Tetapi penonton--yang tidak begitu peduli soal tetek-bengek politik bahasa--hanya akan berteriak: "Eh tumbuk aba, telah 'water berak' pula!"

‘Water berak' adalah cemooh yang menohok, terdengar udik memang, tetapi pahit melebihi kopi tanpa gula. Anda mungkin akan bilang 'ih, dasar jorok!' atau ungkapan-ungkapan urban lainya yang serupa dengan itu. Arti harfiah kata itu memang menjijikkan: 'berak air'. Kita bisa menerjemahkannya juga sebagai 'mancuru', 'mamboco[r]', 'mencret di atas mencret'; Anda ingin terus berak tapi ampas makanan yang ada dalam perut Anda telah Anda keluarkan seluruhnya, sampai pada akhirnya Anda hanya dapat 'berak air', ya, 'water berak' ....

Ini persoalan serius, tau, kata seorang linguis yang demikian amat peduli. Kita telah dijajah secara bahasa. Kita lebih senang menggunakan bahasa asing ketimbang bahasa nasional kita yang dengan susah-payah diperjuangkan para nenek moyak kita. Di TV, di radio, di cafe-cafe, di restoran, di jalan raya, di mana-mana... [bahkan dalam tulisan ini mungkin juga kali ya]... bahasa asing lebih berkuasa atas mulut kita ketimbang bahasa ibu kita sendiri.

Tapi keluhan semacam itu telah berlangsung puluhan tahun lamanya dan mungkin selama puluhan tahun lagi kita masih akan mendengar keluhan yang lebih-kurang mirip. Lantas? Pemerintah, bergeraklah, lindungi bahasa nasional, kata setengah orang.

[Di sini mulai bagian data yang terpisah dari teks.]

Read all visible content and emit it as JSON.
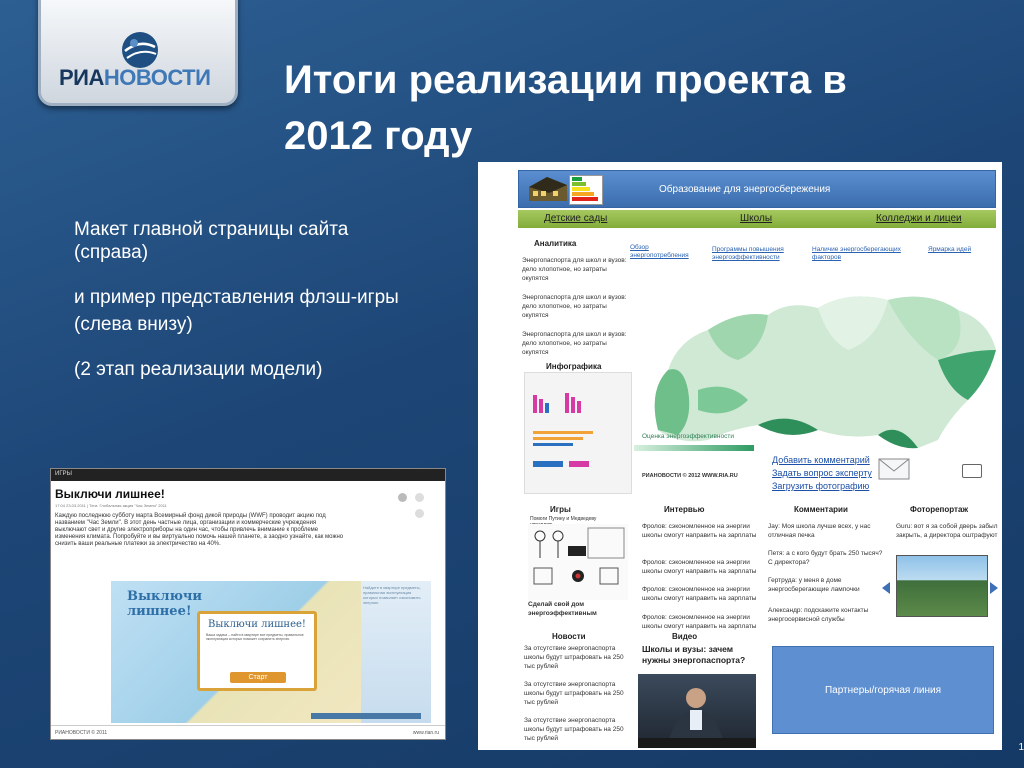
{
  "logo": {
    "part1": "РИА",
    "part2": "НОВОСТИ"
  },
  "title": "Итоги реализации проекта  в\n2012 году",
  "body": {
    "p1": "Макет главной страницы сайта (справа)",
    "p2": "и пример представления флэш-игры",
    "p3": "(слева внизу)",
    "p4": "(2 этап реализации модели)"
  },
  "game": {
    "top_label": "ИГРЫ",
    "heading": "Выключи лишнее!",
    "meta": "17:04 23.03.2011 | Теги: Глобальная акция \"Час Земли\" 2011",
    "desc": "Каждую последнюю субботу марта Всемирный фонд дикой природы (WWF) проводит акцию под названием \"Час Земли\". В этот день частные лица, организации и коммерческие учреждения выключают свет и другие электроприборы на один час, чтобы привлечь внимание к проблеме изменения климата. Попробуйте и вы виртуально помочь нашей планете, а заодно узнайте, как можно снизить ваши реальные платежи за электричество на 40%.",
    "stage_logo": "Выключи\nлишнее!",
    "dialog_title": "Выключи лишнее!",
    "dialog_text": "Ваша задача – найти в квартире все предметы, правильное эксплуатация которых поможет сохранить энергию.",
    "start_label": "Старт",
    "side_text": "Найдите в квартире предметы, правильная эксплуатация которых позволяет сэкономить энергию",
    "footer_left": "РИАНОВОСТИ © 2011",
    "footer_right": "www.rian.ru"
  },
  "site": {
    "banner_title": "Образование для энергосбережения",
    "nav": [
      "Детские сады",
      "Школы",
      "Колледжи и лицеи"
    ],
    "analytics_heading": "Аналитика",
    "analytics_items": [
      "Энергопаспорта для школ и вузов: дело хлопотное, но затраты окупятся",
      "Энергопаспорта для школ и вузов: дело хлопотное, но затраты окупятся",
      "Энергопаспорта для школ и вузов: дело хлопотное, но затраты окупятся"
    ],
    "top_links": [
      "Обзор энергопотребления",
      "Программы повышения энергоэффективности",
      "Наличие энергосберегающих факторов",
      "Ярмарка идей"
    ],
    "infographic_heading": "Инфографика",
    "legend_label": "Оценка энергоэффективности",
    "ria_mark": "РИАНОВОСТИ © 2012 WWW.RIA.RU",
    "actions": [
      "Добавить комментарий",
      "Задать вопрос эксперту",
      "Загрузить фотографию"
    ],
    "columns": {
      "games": "Игры",
      "interview": "Интервью",
      "comments": "Комментарии",
      "photo": "Фоторепортаж"
    },
    "interview_items": [
      "Фролов: сэкономленное на энергии школы смогут направить на зарплаты",
      "Фролов: сэкономленное на энергии школы смогут направить на зарплаты",
      "Фролов: сэкономленное на энергии школы смогут направить на зарплаты",
      "Фролов: сэкономленное на энергии школы смогут направить на зарплаты"
    ],
    "comments_items": [
      "Jay: Моя школа лучше всех, у нас отличная печка",
      "Петя: а с кого будут брать 250 тысяч? С директора?",
      "Гертруда: у меня в доме энергосберегающие лампочки",
      "Александр: подскажите контакты энергосервисной службы"
    ],
    "photo_caption": "Guru: вот я за собой дверь забыл закрыть, а директора оштрафуют",
    "game_caption": "Сделай свой дом энергоэффективным",
    "game_thumb_title": "Помоги Путину и Медведеву управлять",
    "news_heading": "Новости",
    "news_items": [
      "За отсутствие энергопаспорта школы будут штрафовать на 250 тыс рублей",
      "За отсутствие энергопаспорта школы будут штрафовать на 250 тыс рублей",
      "За отсутствие энергопаспорта школы будут штрафовать на 250 тыс рублей"
    ],
    "video_heading": "Видео",
    "video_title": "Школы и вузы: зачем нужны энергопаспорта?",
    "partners": "Партнеры/горячая линия"
  },
  "page_number": "1"
}
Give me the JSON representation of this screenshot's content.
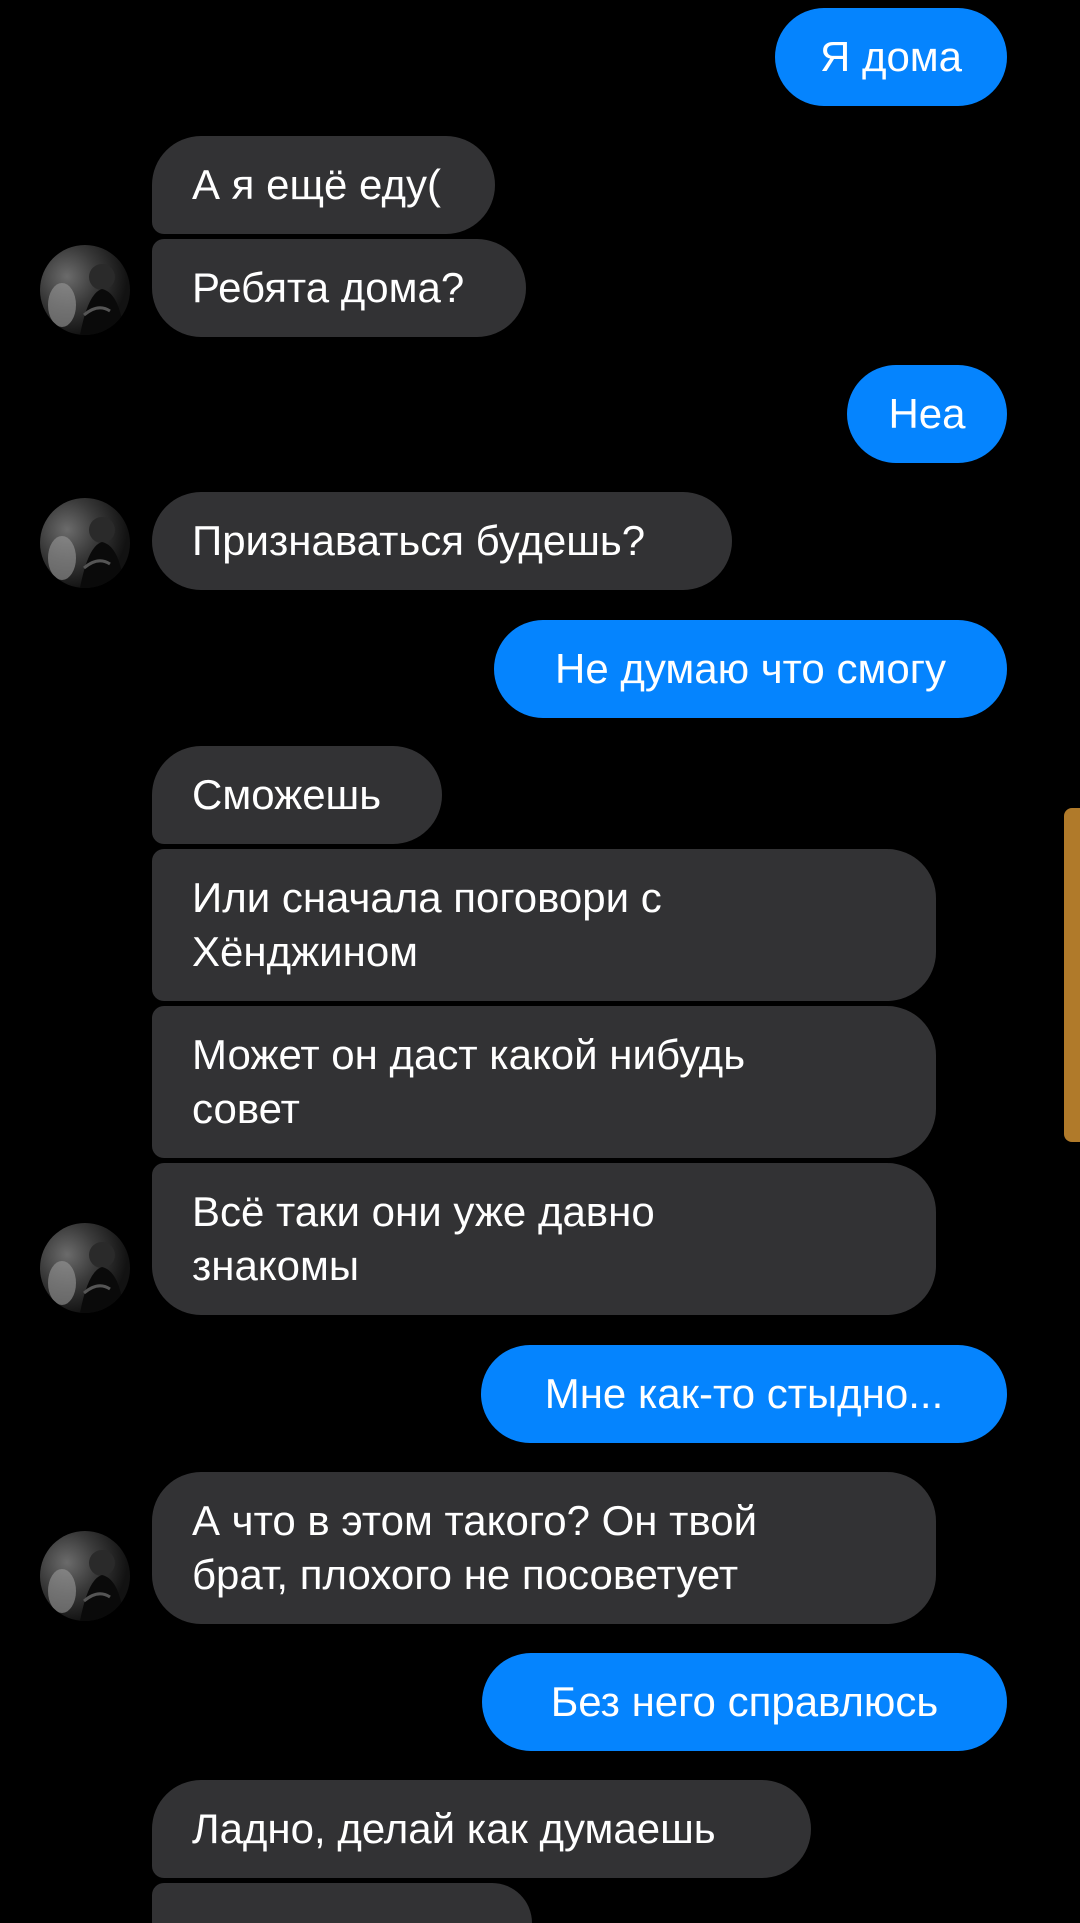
{
  "colors": {
    "background": "#000000",
    "incoming_bubble": "#323234",
    "outgoing_bubble": "#0584fe",
    "text": "#ffffff",
    "scroll_indicator": "#b07a2a"
  },
  "avatar_icon": "contact-photo",
  "messages": [
    {
      "direction": "out",
      "text": "Я дома"
    },
    {
      "direction": "in",
      "text": "А я ещё еду("
    },
    {
      "direction": "in",
      "text": "Ребята дома?"
    },
    {
      "direction": "out",
      "text": "Неа"
    },
    {
      "direction": "in",
      "text": "Признаваться будешь?"
    },
    {
      "direction": "out",
      "text": "Не думаю что смогу"
    },
    {
      "direction": "in",
      "text": "Сможешь"
    },
    {
      "direction": "in",
      "text": "Или сначала поговори с\nХёнджином"
    },
    {
      "direction": "in",
      "text": "Может он даст какой нибудь\nсовет"
    },
    {
      "direction": "in",
      "text": "Всё таки они уже давно\nзнакомы"
    },
    {
      "direction": "out",
      "text": "Мне как-то стыдно..."
    },
    {
      "direction": "in",
      "text": "А что в этом такого? Он твой\nбрат, плохого не посоветует"
    },
    {
      "direction": "out",
      "text": "Без него справлюсь"
    },
    {
      "direction": "in",
      "text": "Ладно, делай как думаешь"
    }
  ]
}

Pusat Bahasa/Balai Bahasa, kerjamu ngapain aja? Bukan, bukan begitu caranya, kata setengah yang lain, tetapi semuanya harus dimulai dari kesadaran masyarakat, kesadaran pemilik bahasa itu sendiri, kesadaran dari bibir-bibir kita. Kita harus bangga dengan bahasa nasional kita sendiri, tau!

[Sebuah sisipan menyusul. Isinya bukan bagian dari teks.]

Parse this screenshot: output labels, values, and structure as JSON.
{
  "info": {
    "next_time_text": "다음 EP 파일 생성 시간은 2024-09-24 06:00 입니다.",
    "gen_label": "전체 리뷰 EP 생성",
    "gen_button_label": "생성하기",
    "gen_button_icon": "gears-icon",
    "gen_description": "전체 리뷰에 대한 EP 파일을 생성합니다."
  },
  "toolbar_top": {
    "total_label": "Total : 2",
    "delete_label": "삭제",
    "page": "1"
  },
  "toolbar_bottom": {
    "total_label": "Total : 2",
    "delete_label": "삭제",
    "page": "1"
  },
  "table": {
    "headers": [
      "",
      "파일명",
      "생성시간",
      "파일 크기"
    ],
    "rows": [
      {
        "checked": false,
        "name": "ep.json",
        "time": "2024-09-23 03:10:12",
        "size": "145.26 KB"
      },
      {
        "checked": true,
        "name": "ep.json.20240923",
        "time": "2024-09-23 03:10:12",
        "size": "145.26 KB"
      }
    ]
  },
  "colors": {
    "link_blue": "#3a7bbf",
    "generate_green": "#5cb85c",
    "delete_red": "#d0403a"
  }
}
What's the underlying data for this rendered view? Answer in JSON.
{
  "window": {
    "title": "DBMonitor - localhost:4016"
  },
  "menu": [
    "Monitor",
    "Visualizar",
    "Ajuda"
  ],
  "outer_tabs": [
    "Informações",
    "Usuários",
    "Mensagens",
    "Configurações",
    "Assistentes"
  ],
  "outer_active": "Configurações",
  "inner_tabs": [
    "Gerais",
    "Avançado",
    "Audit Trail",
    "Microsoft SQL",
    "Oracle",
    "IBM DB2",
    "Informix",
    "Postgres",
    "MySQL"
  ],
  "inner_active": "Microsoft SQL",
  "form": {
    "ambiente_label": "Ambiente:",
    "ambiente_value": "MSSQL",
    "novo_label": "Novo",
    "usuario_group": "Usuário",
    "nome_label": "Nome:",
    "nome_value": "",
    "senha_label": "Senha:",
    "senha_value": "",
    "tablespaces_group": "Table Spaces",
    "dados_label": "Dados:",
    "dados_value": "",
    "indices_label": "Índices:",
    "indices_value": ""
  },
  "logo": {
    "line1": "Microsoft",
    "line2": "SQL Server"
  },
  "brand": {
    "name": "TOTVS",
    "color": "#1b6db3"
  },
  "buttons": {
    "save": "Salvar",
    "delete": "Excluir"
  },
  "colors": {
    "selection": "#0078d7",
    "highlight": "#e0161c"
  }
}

Tapi toh kita hidup di tengah simpang-siur bahasa, ‘aku hidup depan pintu terbuka’ kata Chairil. Tidakkah bahasa nasional yang kita agung-agungkan itu sepanjang pembentukannya juga dibangun dari berbagai bahasa (bahasa daerah-daerah dan tidak terkecuali bahasa asing) yang pada akhirnya sublim di bibir kita kini untuk menganggapnya sebagai bahasa nasional kita. Mungkinkah persoalannya ada pada ‘waktu’: kapan sebuah kata asing menjadi tidak lagi asing, dan kapan sebuah kata milik kita sendiri lantas menjadi kata asing (kita menyebutnya arkais, bukan?) atau lenyap sama sekali dari perbendaharaan di mulut kita kelak di kemudian kala (dan kita menyebutnya punah).  Pada akhirnya, ‘water berak’, akan tetap seperti itulah barangkali gambaran bahasa kita di masa depan; di mana yang asing dan yang tak asing berkelindan bagai saka dan santan pada bibir kita yang semakin keriting. Dan soal distorsi, penyimpangan makna, tidakkah itu sesuatu yang lumrah terjadi dalam sejarah bahasa?